One of the reasons why Coca-cola is not an effective spermicide is because sperm are faster and may reach an egg in time to fertilise it, says an expert in the Christmas issue published on bmj.com.
The author, Deborah Anderson, a professor in obstetrics and gynaecology at Boston University and Harvard Medical School, writes that Coca-cola douches were allegedly used during the 1950s and 60s as a contraceptive when other methods were not easily available. The acidity alledgedly worked as spermicide to kill sperm and the classic coke bottle shape lent itself to a "shake and shoot" applicator!

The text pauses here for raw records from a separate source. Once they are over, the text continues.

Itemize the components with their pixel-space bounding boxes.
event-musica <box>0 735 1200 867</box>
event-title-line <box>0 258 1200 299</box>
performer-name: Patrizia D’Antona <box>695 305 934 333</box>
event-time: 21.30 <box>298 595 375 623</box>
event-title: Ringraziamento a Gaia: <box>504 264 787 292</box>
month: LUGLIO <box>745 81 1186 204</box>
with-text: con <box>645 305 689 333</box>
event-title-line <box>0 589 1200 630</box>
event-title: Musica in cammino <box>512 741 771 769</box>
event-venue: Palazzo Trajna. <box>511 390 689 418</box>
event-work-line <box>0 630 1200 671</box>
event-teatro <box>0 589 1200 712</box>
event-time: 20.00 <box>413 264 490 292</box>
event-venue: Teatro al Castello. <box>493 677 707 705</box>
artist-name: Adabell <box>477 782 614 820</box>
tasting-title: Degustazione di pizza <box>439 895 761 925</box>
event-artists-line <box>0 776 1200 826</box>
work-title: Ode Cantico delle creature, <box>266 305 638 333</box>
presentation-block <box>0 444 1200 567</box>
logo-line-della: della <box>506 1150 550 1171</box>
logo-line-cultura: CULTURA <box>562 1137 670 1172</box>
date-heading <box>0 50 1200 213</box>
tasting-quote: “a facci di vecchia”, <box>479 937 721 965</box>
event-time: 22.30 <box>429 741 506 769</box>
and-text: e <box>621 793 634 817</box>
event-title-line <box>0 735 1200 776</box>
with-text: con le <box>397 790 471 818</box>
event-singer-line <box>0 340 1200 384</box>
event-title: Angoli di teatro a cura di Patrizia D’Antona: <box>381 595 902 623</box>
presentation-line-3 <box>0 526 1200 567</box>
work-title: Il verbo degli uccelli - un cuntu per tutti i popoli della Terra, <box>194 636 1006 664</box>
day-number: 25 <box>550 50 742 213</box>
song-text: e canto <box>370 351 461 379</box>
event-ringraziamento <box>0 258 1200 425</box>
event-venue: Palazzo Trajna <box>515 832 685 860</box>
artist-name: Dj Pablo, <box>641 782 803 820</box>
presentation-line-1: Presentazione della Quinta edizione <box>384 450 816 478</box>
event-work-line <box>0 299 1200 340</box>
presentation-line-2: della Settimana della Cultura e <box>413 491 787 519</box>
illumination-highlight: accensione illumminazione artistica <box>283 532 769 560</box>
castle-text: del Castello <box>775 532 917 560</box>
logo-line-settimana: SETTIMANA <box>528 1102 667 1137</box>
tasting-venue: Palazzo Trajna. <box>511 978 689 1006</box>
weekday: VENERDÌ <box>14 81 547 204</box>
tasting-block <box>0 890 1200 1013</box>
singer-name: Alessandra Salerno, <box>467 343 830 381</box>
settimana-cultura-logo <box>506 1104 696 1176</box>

In this analysis, Professor Anderson provides eight reasons why you're better off not reaching for a Coca-cola after sex, unless you want to drink it:
Coca-cola is not very effective in killing sperm.
Sperm are faster than Coca-cola and could escape douching and reach the cervical canal.

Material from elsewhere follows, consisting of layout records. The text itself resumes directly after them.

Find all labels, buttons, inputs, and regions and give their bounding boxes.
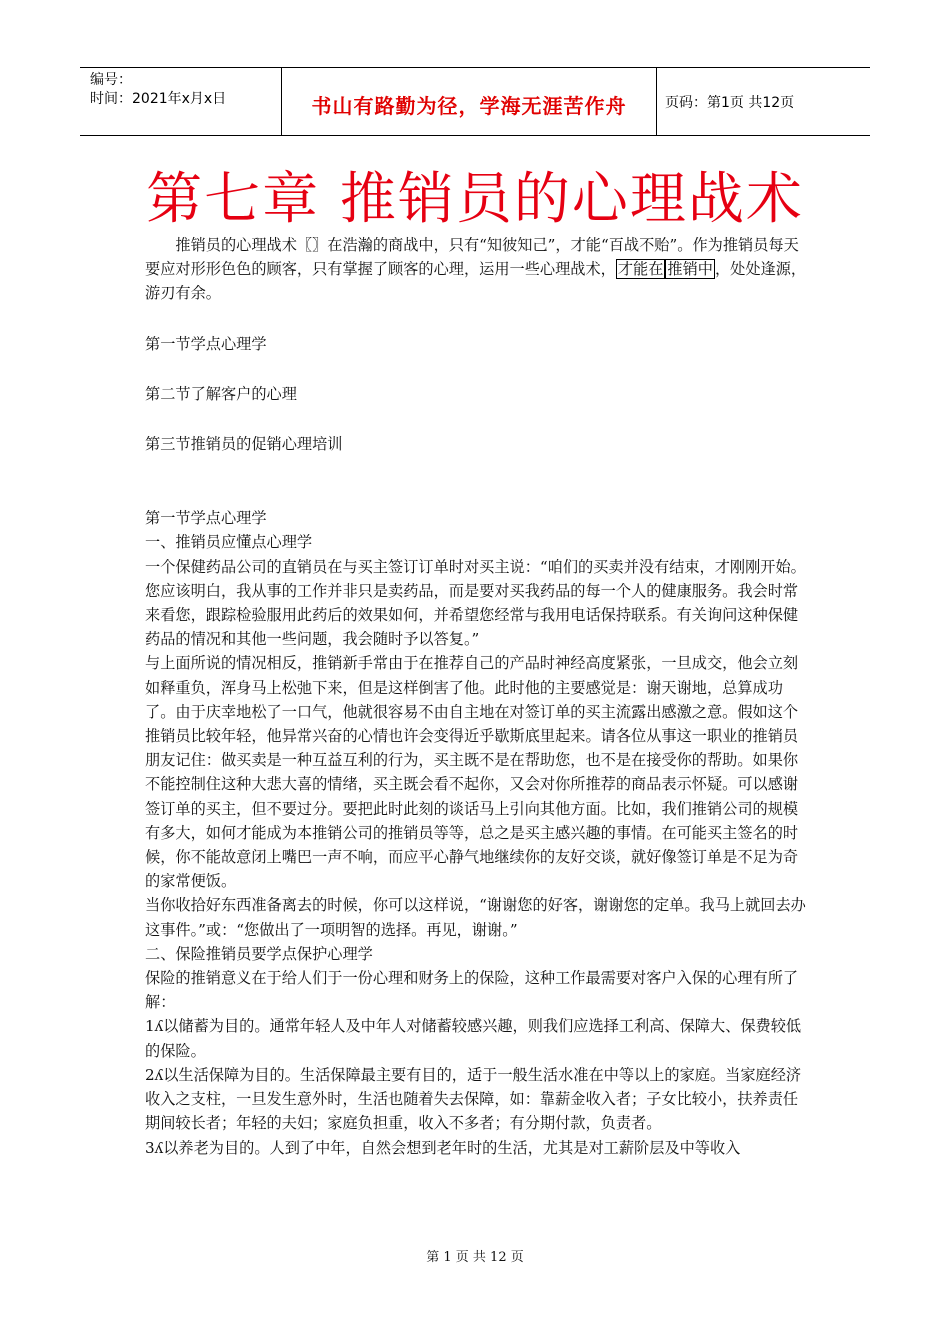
- toc-item: 第三节推销员的促销心理培训: [145, 435, 343, 454]
- header-page-info: 页码：第1页 共12页: [665, 94, 795, 111]
- document-date: 时间：2021年x月x日: [90, 91, 227, 107]
- body-paragraph: 与上面所说的情况相反，推销新手常由于在推荐自己的产品时神经高度紧张，一旦成交，他会立刻如释重负，浑身马上松弛下来，但是这样倒害了他。此时他的主要感觉是：谢天谢地，总算成功了。由于庆幸地松了一口气，他就很容易不由自主地在对签订单的买主流露出感激之意。假如这个推销员比较年轻，他异常兴奋的心情也许会变得近乎歇斯底里起来。请各位从事这一职业的推销员朋友记住：做买卖是一种互益互利的行为，买主既不是在帮助您，也不是在接受你的帮助。如果你不能控制住这种大悲大喜的情绪，买主既会看不起你，又会对你所推荐的商品表示怀疑。可以感谢签订单的买主，但不要过分。要把此时此刻的谈话马上引向其他方面。比如，我们推销公司的规模有多大，如何才能成为本推销公司的推销员等等，总之是买主感兴趣的事情。在可能买主签名的时候，你不能故意闭上嘴巴一声不响，而应平心静气地继续你的友好交谈，就好像签订单是不足为奇的家常便饭。: [145, 654, 799, 891]
- toc-item: 第一节学点心理学: [145, 334, 267, 353]
- body-paragraph: 一个保健药品公司的直销员在与买主签订订单时对买主说：“咱们的买卖并没有结束，才刚刚开始。您应该明白，我从事的工作并非只是卖药品，而是要对买我药品的每一个人的健康服务。我会时常来看您，跟踪检验服用此药后的效果如何，并希望您经常与我用电话保持联系。有关询问这种保健药品的情况和其他一些问题，我会随时予以答复。”: [145, 557, 806, 649]
- chapter-title: 第七章 推销员的心理战术: [146, 167, 804, 232]
- boxed-text: 推销中: [667, 260, 713, 279]
- page-footer: 第 1 页 共 12 页: [426, 1250, 524, 1265]
- body-paragraph: 当你收拾好东西准备离去的时候，你可以这样说，“谢谢您的好客，谢谢您的定单。我马上就回去办这事件。”或：“您做出了一项明智的选择。再见，谢谢。”: [145, 896, 806, 939]
- subsection-heading: 二、保险推销员要学点保护心理学: [145, 944, 373, 963]
- boxed-text: 才能在: [617, 260, 664, 279]
- intro-text: 推销员的心理战术〖〗在浩瀚的商战中，只有“知彼知己”，才能“百战不贻”。作为推销员每天要应对形形色色的顾客，只有掌握了顾客的心理，运用一些心理战术，: [145, 236, 799, 279]
- document-code-label: 编号：: [90, 72, 132, 88]
- intro-paragraph: [145, 233, 809, 306]
- subsection-heading: 一、推销员应懂点心理学: [145, 533, 313, 552]
- body-paragraph: 保险的推销意义在于给人们于一份心理和财务上的保险，这种工作最需要对客户入保的心理有所了解：: [145, 969, 799, 1012]
- intro-text-end: ，处处逢源，游刃有余。: [145, 260, 807, 303]
- list-item: 3ʎ以养老为目的。人到了中年，自然会想到老年时的生活，尤其是对工薪阶层及中等收入: [145, 1138, 741, 1157]
- list-item: 1ʎ以储蓄为目的。通常年轻人及中年人对储蓄较感兴趣，则我们应选择工利高、保障大、保费较低的保险。: [145, 1017, 802, 1060]
- header-table: [80, 67, 870, 136]
- header-motto: 书山有路勤为径，学海无涯苦作舟: [282, 68, 657, 135]
- document-body: [145, 233, 809, 1160]
- header-meta-cell: [80, 68, 282, 135]
- toc-item: 第二节了解客户的心理: [145, 384, 297, 403]
- list-item: 2ʎ以生活保障为目的。生活保障最主要有目的，适于一般生活水准在中等以上的家庭。当家庭经济收入之支柱，一旦发生意外时，生活也随着失去保障，如：靠薪金收入者；子女比较小，扶养责任期间较长者；年轻的夫妇；家庭负担重，收入不多者；有分期付款，负责者。: [145, 1065, 802, 1133]
- section-heading: 第一节学点心理学: [145, 509, 267, 528]
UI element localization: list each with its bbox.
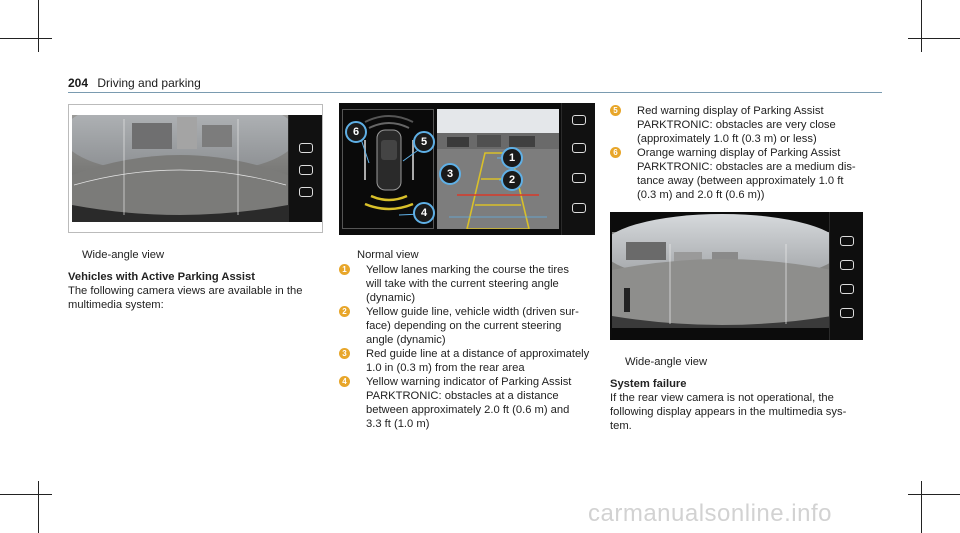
crop-mark xyxy=(921,481,922,533)
list-item xyxy=(339,347,609,375)
list-item xyxy=(339,305,609,347)
item-line: 1.0 in (0.3 m) from the rear area xyxy=(366,362,525,374)
camera-image xyxy=(72,115,322,222)
car-top-icon xyxy=(840,260,854,270)
callout-overlay xyxy=(339,103,595,235)
right-body-line: following display appears in the multimedia sys- xyxy=(610,406,847,418)
normal-view-screen xyxy=(339,103,595,235)
callout-1: 1 xyxy=(501,147,523,169)
right-legend-list xyxy=(610,104,880,202)
list-item xyxy=(610,146,880,202)
callout-6: 6 xyxy=(345,121,367,143)
crop-mark xyxy=(38,481,39,533)
list-item xyxy=(610,104,880,146)
crop-mark xyxy=(908,494,960,495)
right-body-line: If the rear view camera is not operational, the xyxy=(610,392,834,404)
left-body-line: multimedia system: xyxy=(68,299,164,311)
item-line: Orange warning display of Parking Assist xyxy=(637,147,841,159)
page-number: 204 xyxy=(68,76,89,90)
right-image-caption: Wide-angle view xyxy=(625,356,708,368)
wide-angle-view-screen-2 xyxy=(610,212,863,340)
list-item xyxy=(339,263,609,305)
item-line: PARKTRONIC: obstacles are a medium dis- xyxy=(637,161,856,173)
footer-watermark: carmanualsonline.info xyxy=(588,500,832,527)
wide-angle-camera-view xyxy=(72,115,322,222)
item-line: angle (dynamic) xyxy=(366,334,446,346)
item-number-badge: 1 xyxy=(339,264,350,275)
item-line: Red warning display of Parking Assist xyxy=(637,105,824,117)
item-line: Yellow guide line, vehicle width (driven sur- xyxy=(366,306,579,318)
page-header xyxy=(68,76,201,90)
crop-mark xyxy=(38,0,39,52)
item-line: (dynamic) xyxy=(366,292,416,304)
item-number-badge: 3 xyxy=(339,348,350,359)
item-line: Yellow warning indicator of Parking Assist xyxy=(366,376,572,388)
item-line: 3.3 ft (1.0 m) xyxy=(366,418,430,430)
car-rear-icon xyxy=(299,187,313,197)
item-number-badge: 6 xyxy=(610,147,621,158)
item-number-badge: 5 xyxy=(610,105,621,116)
car-top-icon xyxy=(299,165,313,175)
left-image-caption: Wide-angle view xyxy=(82,249,165,261)
middle-legend-list xyxy=(339,263,609,431)
crop-mark xyxy=(921,0,922,52)
car-rear-icon xyxy=(840,284,854,294)
header-rule xyxy=(68,92,882,93)
wide-angle-frame xyxy=(68,104,323,233)
crop-mark xyxy=(0,38,52,39)
item-number-badge: 4 xyxy=(339,376,350,387)
item-number-badge: 2 xyxy=(339,306,350,317)
item-line: face) depending on the current steering xyxy=(366,320,562,332)
item-line: Yellow lanes marking the course the tires xyxy=(366,264,569,276)
camera-image xyxy=(612,212,832,340)
left-body-line: The following camera views are available in the xyxy=(68,285,303,297)
crop-mark xyxy=(0,494,52,495)
callout-5: 5 xyxy=(413,131,435,153)
item-line: tance away (between approximately 1.0 ft xyxy=(637,175,844,187)
camera-mode-icon xyxy=(840,236,854,246)
camera-mode-icon xyxy=(299,143,313,153)
item-line: (approximately 1.0 ft (0.3 m) or less) xyxy=(637,133,817,145)
section-title: Driving and parking xyxy=(97,76,201,90)
callout-2: 2 xyxy=(501,169,523,191)
left-heading: Vehicles with Active Parking Assist xyxy=(68,271,255,283)
camera-sidebar xyxy=(829,212,863,340)
crop-mark xyxy=(908,38,960,39)
right-body-line: tem. xyxy=(610,420,632,432)
item-line: PARKTRONIC: obstacles are very close xyxy=(637,119,836,131)
item-line: between approximately 2.0 ft (0.6 m) and xyxy=(366,404,570,416)
item-line: (0.3 m) and 2.0 ft (0.6 m)) xyxy=(637,189,765,201)
car-front-icon xyxy=(840,308,854,318)
right-heading: System failure xyxy=(610,378,687,390)
callout-3: 3 xyxy=(439,163,461,185)
item-line: PARKTRONIC: obstacles at a distance xyxy=(366,390,559,402)
middle-image-caption: Normal view xyxy=(357,249,419,261)
camera-sidebar xyxy=(288,115,322,222)
callout-4: 4 xyxy=(413,202,435,224)
list-item xyxy=(339,375,609,431)
item-line: will take with the current steering angle xyxy=(366,278,559,290)
item-line: Red guide line at a distance of approximately xyxy=(366,348,590,360)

Coca-cola may be good for tenderising steaks and removing corrosion from car bumpers but is not good news for vaginal tissue. Coca-cola damages the top layers of cells and could make a woman more prone to sexually transmitted infections.
The good bacteria that keep vaginas healthy could be adversely affected by coke and this could result in fungal and bacterial infections.
Douching could lead to pelvic inflammatory disease and ectopic pregnancy.
The Coca-cola formula is a secret so this means no research has been done on whether it would cause birth defects.
You need skill to douche effectively with Coca-cola - not practical, especially in the dark when bottle caps can go dangerously astray.
There are much more effective and easy to use methods of contraception around.